Topik pencegahan kekerasan seksual menjadi salah satu pembahasan dalam rapat kerja nasional (Rakernas) Forum Pimpinan Perguruan Tinggi bidang Kemahasiswaan (Forpimawa) 2022. Inspektur Jenderal Kementerian Pendidikan, Kebudayaan, Riset, dan Teknologi (Kemendikbudristek), Chatarina Girsang, yang menjadi pembicara dalam forum tersebut menjelaskan mengenai penanganan kasus kekerasan seksual di perguruan tinggi di hadapan 120 perwakilan universitas dan politeknik negeri dan swasta, di Lombok, Jumat, (1/4).

Pencegahan kekerasan seksual yang tercantum dalam Peraturan Menteri Pendidikan, Kebudayaan, Riset, dan Teknologi (Permendikbudristek) Nomor 30 Tahun 2021. Permendikbudristek tersebut diluncurkan pada Merdeka Belajar Episode Keempat Belas: Kampus Bebas dari Kekerasan Seksual. Peraturan yang diluncurkan pada awal September 2021 silam ini menjadi payung bagi pencegahan dan penanganan kekerasan seksual di perguruan tinggi.

Dalam kesempatan tersebut, Chatarina menyampaikan, wakil rektor bidang kemahasiswaan memiliki peran yang sangat strategis dalam rangka mencapai tujuan pendidikan tinggi. Oleh karenanya, ia menyambut baik forum ini sebagai wadah komunikasi dan koordinasi serta membangun pemahaman bersama antar perguruan tinggi. “Saya menyambut baik dan mengapresiasi setinggi-tingginya kegiatan ini sebagai media untuk membangun pemahaman bersama seluruh wakil rektor bidang kemahasiswaan dalam mengimplementasikan program Kampus Merdeka yang dapat memberikan manfaat bagi pemangku kepentingan pendidikan yang utama yaitu mahasiswa kita pada setiap kampus,” ujarnya.

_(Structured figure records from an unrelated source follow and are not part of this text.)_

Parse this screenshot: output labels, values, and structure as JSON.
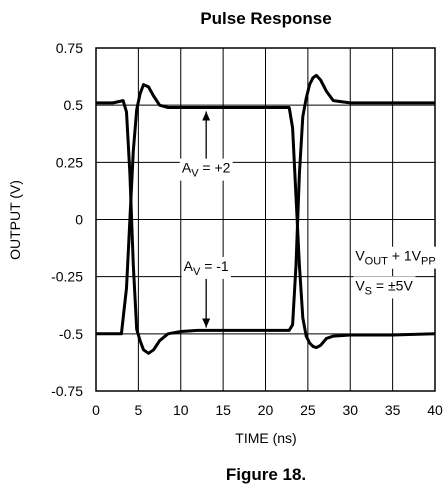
{
  "chart_data": {
    "type": "line",
    "title": "Pulse Response",
    "caption": "Figure 18.",
    "xlabel": "TIME (ns)",
    "ylabel": "OUTPUT (V)",
    "xlim": [
      0,
      40
    ],
    "ylim": [
      -0.75,
      0.75
    ],
    "x_ticks": [
      0,
      5,
      10,
      15,
      20,
      25,
      30,
      35,
      40
    ],
    "x_tick_labels": [
      "0",
      "5",
      "10",
      "15",
      "20",
      "25",
      "30",
      "35",
      "40"
    ],
    "y_ticks": [
      0.75,
      0.5,
      0.25,
      0,
      -0.25,
      -0.5,
      -0.75
    ],
    "y_tick_labels": [
      "0.75",
      "0.5",
      "0.25",
      "0",
      "-0.25",
      "-0.5",
      "-0.75"
    ],
    "grid": true,
    "series": [
      {
        "x": [
          0,
          2,
          3.2,
          3.6,
          4.0,
          4.4,
          4.8,
          5.2,
          5.6,
          6.2,
          6.8,
          7.5,
          8.5,
          10,
          12,
          15,
          20,
          22.8,
          23.2,
          23.6,
          24.0,
          24.4,
          24.8,
          25.2,
          25.6,
          26.0,
          26.5,
          27.2,
          28,
          30,
          35,
          40
        ],
        "y": [
          0.51,
          0.51,
          0.52,
          0.47,
          0.2,
          -0.2,
          -0.48,
          -0.53,
          -0.57,
          -0.585,
          -0.57,
          -0.53,
          -0.5,
          -0.49,
          -0.485,
          -0.485,
          -0.485,
          -0.485,
          -0.46,
          -0.2,
          0.2,
          0.45,
          0.53,
          0.59,
          0.62,
          0.63,
          0.61,
          0.56,
          0.52,
          0.51,
          0.51,
          0.51
        ]
      },
      {
        "x": [
          0,
          2,
          3.0,
          3.6,
          4.0,
          4.4,
          4.8,
          5.2,
          5.6,
          6.2,
          6.8,
          7.5,
          8.5,
          10,
          12,
          15,
          20,
          22.8,
          23.2,
          23.6,
          24.0,
          24.4,
          24.8,
          25.2,
          25.6,
          26.0,
          26.5,
          27.2,
          28,
          30,
          35,
          40
        ],
        "y": [
          -0.5,
          -0.5,
          -0.5,
          -0.3,
          0.0,
          0.3,
          0.48,
          0.55,
          0.59,
          0.58,
          0.54,
          0.5,
          0.49,
          0.49,
          0.49,
          0.49,
          0.49,
          0.49,
          0.4,
          0.1,
          -0.2,
          -0.43,
          -0.51,
          -0.54,
          -0.555,
          -0.56,
          -0.55,
          -0.52,
          -0.51,
          -0.505,
          -0.505,
          -0.5
        ]
      }
    ],
    "annotations": [
      {
        "main": "A",
        "sub": "V",
        "rest": " = +2",
        "x": 13,
        "y": 0.205,
        "arrow_to": [
          13,
          0.49
        ]
      },
      {
        "main": "A",
        "sub": "V",
        "rest": " = -1",
        "x": 13,
        "y": -0.225,
        "arrow_to": [
          13,
          -0.49
        ]
      },
      {
        "main": "V",
        "sub": "OUT",
        "rest": " + 1V",
        "sub2": "PP",
        "x": 30.6,
        "y": -0.18
      },
      {
        "main": "V",
        "sub": "S",
        "rest": " = ±5V",
        "x": 30.6,
        "y": -0.31
      }
    ]
  }
}
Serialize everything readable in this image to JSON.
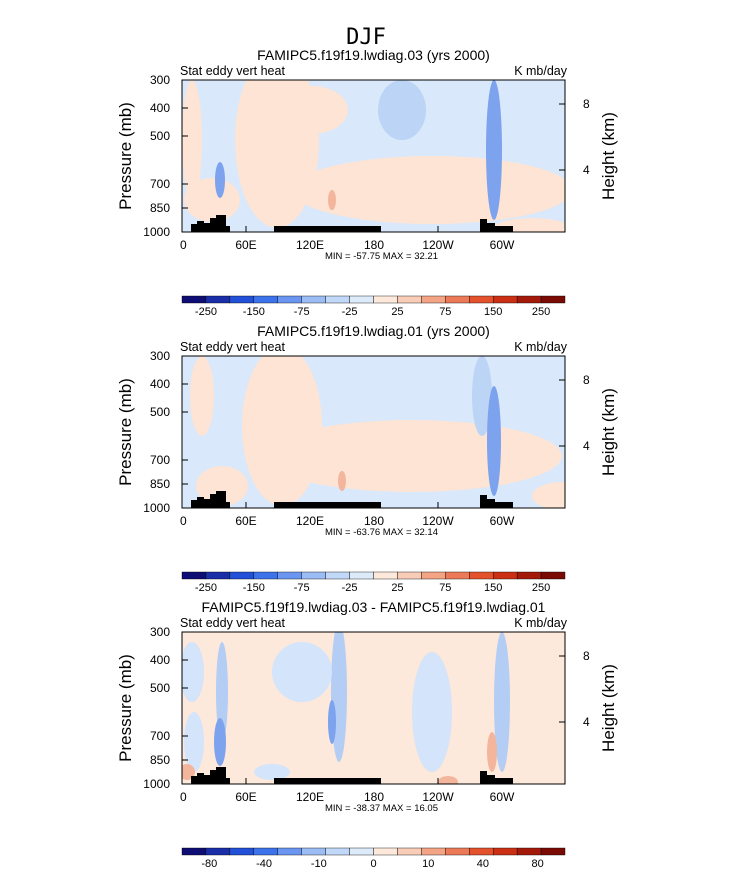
{
  "figure_title": "DJF",
  "colors": {
    "terrain": "#000000",
    "frame": "#000000"
  },
  "chart_data": [
    {
      "type": "heatmap",
      "title": "FAMIPC5.f19f19.lwdiag.03 (yrs 2000)",
      "left_label": "Stat eddy vert heat",
      "right_label": "K mb/day",
      "ylabel": "Pressure (mb)",
      "y2label": "Height (km)",
      "pressure_ticks": [
        "300",
        "400",
        "500",
        "700",
        "850",
        "1000"
      ],
      "height_ticks": [
        "8",
        "4"
      ],
      "lon_ticks": [
        "0",
        "60E",
        "120E",
        "180",
        "120W",
        "60W"
      ],
      "stats": "MIN = -57.75   MAX =  32.21",
      "colorbar_labels": [
        "-250",
        "-150",
        "-75",
        "-25",
        "25",
        "75",
        "150",
        "250"
      ],
      "colorbar_colors": [
        "#0d0d73",
        "#1a2ea8",
        "#2250d8",
        "#3c72ea",
        "#6a96f2",
        "#9cbcf6",
        "#c2d8f8",
        "#ddeafa",
        "#fde8dc",
        "#f8ccb6",
        "#f2a484",
        "#ec7a58",
        "#e4522c",
        "#cc3014",
        "#a41a0a",
        "#7a0a04"
      ],
      "bg_color": "#d9e8fa",
      "contour_colors": [
        "#fde4d4",
        "#bcd4f6",
        "#7da3ee",
        "#f3b59c"
      ]
    },
    {
      "type": "heatmap",
      "title": "FAMIPC5.f19f19.lwdiag.01 (yrs 2000)",
      "left_label": "Stat eddy vert heat",
      "right_label": "K mb/day",
      "ylabel": "Pressure (mb)",
      "y2label": "Height (km)",
      "pressure_ticks": [
        "300",
        "400",
        "500",
        "700",
        "850",
        "1000"
      ],
      "height_ticks": [
        "8",
        "4"
      ],
      "lon_ticks": [
        "0",
        "60E",
        "120E",
        "180",
        "120W",
        "60W"
      ],
      "stats": "MIN = -63.76   MAX =  32.14",
      "colorbar_labels": [
        "-250",
        "-150",
        "-75",
        "-25",
        "25",
        "75",
        "150",
        "250"
      ],
      "colorbar_colors": [
        "#0d0d73",
        "#1a2ea8",
        "#2250d8",
        "#3c72ea",
        "#6a96f2",
        "#9cbcf6",
        "#c2d8f8",
        "#ddeafa",
        "#fde8dc",
        "#f8ccb6",
        "#f2a484",
        "#ec7a58",
        "#e4522c",
        "#cc3014",
        "#a41a0a",
        "#7a0a04"
      ],
      "bg_color": "#d9e8fa",
      "contour_colors": [
        "#fde4d4",
        "#bcd4f6",
        "#7da3ee",
        "#f3b59c"
      ]
    },
    {
      "type": "heatmap",
      "title": "FAMIPC5.f19f19.lwdiag.03 - FAMIPC5.f19f19.lwdiag.01",
      "left_label": "Stat eddy vert heat",
      "right_label": "K mb/day",
      "ylabel": "Pressure (mb)",
      "y2label": "Height (km)",
      "pressure_ticks": [
        "300",
        "400",
        "500",
        "700",
        "850",
        "1000"
      ],
      "height_ticks": [
        "8",
        "4"
      ],
      "lon_ticks": [
        "0",
        "60E",
        "120E",
        "180",
        "120W",
        "60W"
      ],
      "stats": "MIN = -38.37   MAX =  16.05",
      "colorbar_labels": [
        "-80",
        "-40",
        "-10",
        "0",
        "10",
        "40",
        "80"
      ],
      "colorbar_colors": [
        "#0d0d73",
        "#1a2ea8",
        "#2250d8",
        "#3c72ea",
        "#6a96f2",
        "#9cbcf6",
        "#c2d8f8",
        "#ddeafa",
        "#fde8dc",
        "#f8ccb6",
        "#f2a484",
        "#ec7a58",
        "#e4522c",
        "#cc3014",
        "#a41a0a",
        "#7a0a04"
      ],
      "bg_color": "#fde8dc",
      "contour_colors": [
        "#d4e4fa",
        "#b4cdf5",
        "#7da3ee",
        "#f3b59c"
      ]
    }
  ]
}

Chatarina menekankan bahwa pencegahan kekerasan seksual sama pentingnya dengan program Merdeka Belajar Kampus Merdeka lainnya. Kekerasan seksual, kata dia, adalah salah satu dari bentuk tiga dosa besar selain perundungan dan intoleransi, yang masih merupakan ancaman bagi mahasiswa dan warga kampus lainnya.  Ia melanjutkan, kekerasan seksual juga menghambat tujuan pencapaian seluruh program Kampus Merdeka. Dan bagi penyintas, setiap tindakan kekerasan seksual memiliki efek ganda yang mempengaruhi hidup mereka.

“Setiap tindakan kekerasan seksual menimbulkan luka dalam yang bertahan lama bagi penyintas kekerasan seksual yaitu gangguan kecemasan, depresi, trauma psikologis, dorongan untuk melukai diri sendiri, penyakit yang berakibat pada reproduksi, atau bentuk infeksi menular lainnya. Kekerasan seksual pada jenjang manapun dapat menurunkan tingkat partisipasi sekolah, mengganggu pencapaian belajar dan meningkatkan angka putus sekolah,” tuturnya.

Kehadiran Permendikbudristek nomor 30 Tahun 2021, lanjut Chatarina, bukan tanpa alasan. Sejumlah kasus kekerasan seksual mencuat ke publik di berbagai universitas setelah dipendam dalam waktu yang cukup lama. Hasil penelitian Komisi Nasional Perempuan dari tahun 2015-2020 menyampaikan bahwa 27 persen aduan mengenai kekerasan seksual terjadi di tingkat perguruan tinggi. Hasil lain dari survei Direktorat Jenderal Pendidikan Tinggi, Riset, dan Teknologi (Diktiristek) menyampaikan bahwa 77 persen dosen mengetahui bahwa kekerasan seksual terjadi di kampus, dan 63 persen di antaranya tidak melaporkan kasus tersebut.